«La gente spesso pensa che negli archivi si trovino solo documenti scritti: niente di più lontano dalla verità», poiché gli archivi sono pieni di immagini che aspettano di essere usate come fonti da chi si occupa di storia della cultura. Questo ci dice Ludmilla Jordanova in un breve video registrato nell’Archivio del Churchill College a Cambridge, attraverso il quale viene presentato il suo ultimo libro, The Look of the Past. Visual and Material Evidence in Historical Practice, appena pubblicato da Cambridge University Press.

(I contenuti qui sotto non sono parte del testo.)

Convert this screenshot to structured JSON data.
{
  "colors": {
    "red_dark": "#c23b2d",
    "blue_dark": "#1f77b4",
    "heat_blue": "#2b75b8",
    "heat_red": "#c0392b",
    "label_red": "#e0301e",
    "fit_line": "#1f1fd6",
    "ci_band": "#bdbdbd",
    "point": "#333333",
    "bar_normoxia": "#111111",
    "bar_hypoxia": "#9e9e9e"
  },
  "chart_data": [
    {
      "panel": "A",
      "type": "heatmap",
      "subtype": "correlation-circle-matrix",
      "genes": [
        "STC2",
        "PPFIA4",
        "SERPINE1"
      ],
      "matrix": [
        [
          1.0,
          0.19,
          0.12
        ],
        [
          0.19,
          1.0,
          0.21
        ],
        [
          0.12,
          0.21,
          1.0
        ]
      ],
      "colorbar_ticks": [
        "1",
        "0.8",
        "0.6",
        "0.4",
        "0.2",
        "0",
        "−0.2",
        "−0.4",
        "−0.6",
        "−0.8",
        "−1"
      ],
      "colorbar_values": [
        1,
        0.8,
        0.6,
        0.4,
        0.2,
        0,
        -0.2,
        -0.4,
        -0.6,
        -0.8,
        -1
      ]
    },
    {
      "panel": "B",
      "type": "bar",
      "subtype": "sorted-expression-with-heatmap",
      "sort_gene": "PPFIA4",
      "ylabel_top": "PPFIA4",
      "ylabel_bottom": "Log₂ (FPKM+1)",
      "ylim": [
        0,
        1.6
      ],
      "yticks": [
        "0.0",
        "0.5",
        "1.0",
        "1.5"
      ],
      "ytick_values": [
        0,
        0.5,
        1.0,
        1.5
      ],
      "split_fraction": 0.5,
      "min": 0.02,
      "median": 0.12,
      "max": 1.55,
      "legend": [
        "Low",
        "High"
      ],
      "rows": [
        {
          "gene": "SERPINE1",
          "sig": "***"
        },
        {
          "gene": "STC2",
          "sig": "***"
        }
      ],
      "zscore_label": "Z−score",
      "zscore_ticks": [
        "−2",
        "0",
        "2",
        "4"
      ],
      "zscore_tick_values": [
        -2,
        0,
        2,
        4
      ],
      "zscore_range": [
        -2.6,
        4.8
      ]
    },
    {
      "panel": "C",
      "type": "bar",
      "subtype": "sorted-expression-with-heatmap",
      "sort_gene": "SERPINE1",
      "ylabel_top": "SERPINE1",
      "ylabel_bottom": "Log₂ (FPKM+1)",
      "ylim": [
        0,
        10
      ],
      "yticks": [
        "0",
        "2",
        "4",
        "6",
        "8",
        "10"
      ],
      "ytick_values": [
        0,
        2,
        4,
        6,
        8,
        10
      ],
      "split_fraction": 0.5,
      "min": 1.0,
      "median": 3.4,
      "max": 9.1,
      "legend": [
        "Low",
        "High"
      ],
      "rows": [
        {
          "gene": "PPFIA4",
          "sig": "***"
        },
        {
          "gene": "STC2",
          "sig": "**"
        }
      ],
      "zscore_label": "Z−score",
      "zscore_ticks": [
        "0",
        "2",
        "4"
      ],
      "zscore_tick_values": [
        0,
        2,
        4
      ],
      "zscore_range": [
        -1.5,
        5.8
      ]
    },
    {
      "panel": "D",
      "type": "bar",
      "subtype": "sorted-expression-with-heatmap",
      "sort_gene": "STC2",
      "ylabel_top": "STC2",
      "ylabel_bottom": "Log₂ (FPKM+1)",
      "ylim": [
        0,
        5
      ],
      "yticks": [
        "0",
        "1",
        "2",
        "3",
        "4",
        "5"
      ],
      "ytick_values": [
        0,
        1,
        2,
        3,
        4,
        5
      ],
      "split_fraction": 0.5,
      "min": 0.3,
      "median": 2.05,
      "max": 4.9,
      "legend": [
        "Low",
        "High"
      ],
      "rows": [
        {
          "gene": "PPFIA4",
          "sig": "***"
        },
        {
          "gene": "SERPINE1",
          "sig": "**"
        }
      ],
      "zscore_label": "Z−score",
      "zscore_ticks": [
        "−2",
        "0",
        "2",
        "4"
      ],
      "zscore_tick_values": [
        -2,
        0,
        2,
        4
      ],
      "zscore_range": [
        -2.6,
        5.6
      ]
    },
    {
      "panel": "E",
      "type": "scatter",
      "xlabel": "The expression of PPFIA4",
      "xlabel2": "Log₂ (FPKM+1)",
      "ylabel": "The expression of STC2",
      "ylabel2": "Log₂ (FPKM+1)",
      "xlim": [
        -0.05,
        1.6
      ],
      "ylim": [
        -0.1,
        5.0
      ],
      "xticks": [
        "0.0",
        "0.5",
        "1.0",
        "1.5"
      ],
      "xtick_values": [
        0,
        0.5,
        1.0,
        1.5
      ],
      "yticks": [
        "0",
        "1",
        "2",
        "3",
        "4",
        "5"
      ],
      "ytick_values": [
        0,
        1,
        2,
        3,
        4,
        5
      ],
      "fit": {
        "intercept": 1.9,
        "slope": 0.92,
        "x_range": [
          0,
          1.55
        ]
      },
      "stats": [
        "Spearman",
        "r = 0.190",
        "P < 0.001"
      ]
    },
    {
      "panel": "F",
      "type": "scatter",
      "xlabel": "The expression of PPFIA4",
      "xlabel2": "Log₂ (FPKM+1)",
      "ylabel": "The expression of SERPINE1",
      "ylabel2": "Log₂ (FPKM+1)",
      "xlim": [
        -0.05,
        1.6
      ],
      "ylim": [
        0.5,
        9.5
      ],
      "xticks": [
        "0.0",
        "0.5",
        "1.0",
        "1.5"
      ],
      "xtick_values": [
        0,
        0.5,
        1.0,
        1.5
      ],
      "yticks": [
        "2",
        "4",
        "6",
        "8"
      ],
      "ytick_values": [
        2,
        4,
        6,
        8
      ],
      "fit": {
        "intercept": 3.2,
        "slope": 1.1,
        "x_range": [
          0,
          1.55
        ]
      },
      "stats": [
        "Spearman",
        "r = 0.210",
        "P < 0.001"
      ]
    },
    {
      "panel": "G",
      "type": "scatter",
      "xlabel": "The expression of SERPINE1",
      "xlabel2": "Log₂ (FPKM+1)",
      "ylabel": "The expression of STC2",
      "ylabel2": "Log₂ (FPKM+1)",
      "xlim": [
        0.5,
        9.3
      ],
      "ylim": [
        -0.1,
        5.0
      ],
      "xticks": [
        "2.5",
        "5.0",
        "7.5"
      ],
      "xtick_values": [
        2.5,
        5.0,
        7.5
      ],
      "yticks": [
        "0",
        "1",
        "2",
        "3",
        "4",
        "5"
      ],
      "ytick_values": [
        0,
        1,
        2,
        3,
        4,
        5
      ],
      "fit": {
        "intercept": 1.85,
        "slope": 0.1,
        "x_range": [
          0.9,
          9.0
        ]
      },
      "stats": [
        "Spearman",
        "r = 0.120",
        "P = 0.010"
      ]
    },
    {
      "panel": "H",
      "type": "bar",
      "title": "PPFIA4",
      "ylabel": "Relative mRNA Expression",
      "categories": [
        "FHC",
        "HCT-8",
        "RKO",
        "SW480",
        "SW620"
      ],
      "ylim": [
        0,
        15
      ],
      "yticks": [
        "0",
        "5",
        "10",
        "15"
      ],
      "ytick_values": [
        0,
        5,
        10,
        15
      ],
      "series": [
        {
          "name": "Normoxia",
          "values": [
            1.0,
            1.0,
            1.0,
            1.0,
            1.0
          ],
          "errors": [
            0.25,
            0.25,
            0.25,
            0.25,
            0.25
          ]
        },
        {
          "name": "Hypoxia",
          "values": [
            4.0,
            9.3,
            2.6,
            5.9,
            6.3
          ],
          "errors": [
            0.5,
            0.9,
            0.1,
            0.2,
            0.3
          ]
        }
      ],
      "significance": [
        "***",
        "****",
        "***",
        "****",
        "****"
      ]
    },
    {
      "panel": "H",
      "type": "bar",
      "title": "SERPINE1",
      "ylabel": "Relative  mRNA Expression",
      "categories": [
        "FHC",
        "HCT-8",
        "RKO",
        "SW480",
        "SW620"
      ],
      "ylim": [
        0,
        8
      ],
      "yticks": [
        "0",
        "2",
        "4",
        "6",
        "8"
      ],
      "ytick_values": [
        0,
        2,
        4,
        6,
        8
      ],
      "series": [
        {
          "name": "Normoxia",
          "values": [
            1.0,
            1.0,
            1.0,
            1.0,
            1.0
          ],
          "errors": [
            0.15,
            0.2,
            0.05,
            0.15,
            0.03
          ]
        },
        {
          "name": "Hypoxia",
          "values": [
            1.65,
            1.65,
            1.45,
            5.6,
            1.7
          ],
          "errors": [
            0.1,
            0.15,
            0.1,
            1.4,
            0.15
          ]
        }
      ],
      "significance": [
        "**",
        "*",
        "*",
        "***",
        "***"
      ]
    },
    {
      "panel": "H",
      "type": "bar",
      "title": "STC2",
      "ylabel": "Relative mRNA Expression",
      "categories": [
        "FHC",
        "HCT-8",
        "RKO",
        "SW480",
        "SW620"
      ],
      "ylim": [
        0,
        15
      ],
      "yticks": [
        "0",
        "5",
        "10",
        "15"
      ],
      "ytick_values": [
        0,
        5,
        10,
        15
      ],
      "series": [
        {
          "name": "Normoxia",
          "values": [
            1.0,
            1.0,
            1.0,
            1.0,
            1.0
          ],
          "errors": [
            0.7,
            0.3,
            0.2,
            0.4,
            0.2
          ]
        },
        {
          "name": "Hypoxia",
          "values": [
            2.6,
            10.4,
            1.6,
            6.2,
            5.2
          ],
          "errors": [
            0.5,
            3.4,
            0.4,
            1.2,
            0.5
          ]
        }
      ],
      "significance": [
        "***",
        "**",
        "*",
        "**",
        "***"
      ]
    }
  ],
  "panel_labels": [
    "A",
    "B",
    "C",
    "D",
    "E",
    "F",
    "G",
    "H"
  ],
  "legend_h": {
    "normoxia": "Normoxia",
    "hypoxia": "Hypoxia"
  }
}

Nel video, illustrando brevemente una foto che riprende Ronald Reagan e Margaret Thatcher, Jordanova spiega che una fonte visiva non è mai «in presa diretta con la realtà». La cosa è chiara quando siamo di fronte a un disegno, a una stampa o a un quadro, tutti prodotti della libera creatività di un artista; ma può apparire meno chiara quando si osserva una foto. Poiché la foto dà l’impressione di essere un’indiscutibile testimonianza di ciò che è effettivamente accaduto in un luogo e in un tempo dati. Ma nemmeno la foto è «in presa diretta con la realtà». E va interpretata, come qualunque altra fonte. Poiché è tanto importante ciò che un fotografo include nel suo spettro visivo, quanto ciò che taglia fuori; ed è altrettanto importante come una foto viene contestualizzata, attraverso i commenti che vi sono scritti sopra o dietro, attraverso le didascalie di chi la impiega in una mostra o in un libro, attraverso l’accostamento ad altre foto.

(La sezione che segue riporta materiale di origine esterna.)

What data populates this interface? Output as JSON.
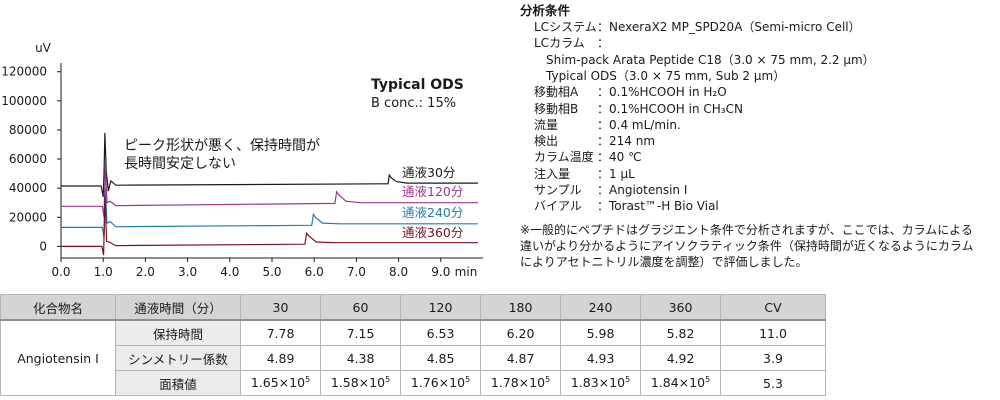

È una lezione semplice, ma da tenere sempre presente. Anche quando si visita una straordinaria mostra virtuale di foto e filmati del XX secolo, com’è quella che è stata appena lanciata dal Google Cultural Institute, con la collaborazione di 17 istituzioni di tutto il mondo (tra cui Yad Vashem, Imperial War Museums, Auschwitz-Birkenau State Museum). In genere le immagini sono molto belle, e presentate attraverso commenti misurati ed efficaci che illustrano episodi fondamentali nella storia del ‘900: la decolonizzazione, la lotta contro l’apartheid, la Shoah, il 1968 in Francia.

Tuttavia anche qui ci aspetta qualche trappola. È quel che accade, per esempio, nel capitolo Years of Dolce Vita, dedicato all’Italia degli anni Sessanta. Le immagini e i filmati (tutti molto interessanti) vengono dall’archivio dell’Istituto Luce Cinecittà; e il curatore è un serio studioso della storia della fotografia, Gabriele D’Autilia. Nondimeno, questo è tutto ciò che il capitolo ha da dire sulle vicende politiche italiane di quel periodo:

«Gli italiani sono in prevalenza cattolici e hanno scelto di essere governati da un partito a forte caratterizzazione religiosa, la Democrazia Cristiana; ma la società segue i suoi percorsi di laicizzazione imposti dalla modernizzazione e persino il Vaticano in questi anni è attento ai cambiamenti della mentalità»; e a fianco si vede prima una foto di papa Giovanni XXIII in visita a Regina Coeli con un detenuto che gli bacia la mano; e poi una panoramica del Concilio Vaticano II. E basta. Nient’altro. Scorrendo il resto delle foto e dei filmati un visitatore che non conosca le vicende di quegli anni rischia di farsi l’idea che l’Italia di quel periodo sia stata un’oasi di tranquillità politica, al massimo attraversata da qualche difficoltà economica, ma niente di troppo grave, niente che non potesse essere superato grazie alla tipica creatività italiana.

E allora qui torna utile la breve lezione di Ludmilla Jordanova: le immagini vanno usate; e le mostre virtuali vanno visitate; ma senza dimenticarsi di tenere le antenne della critica sempre in modalità on.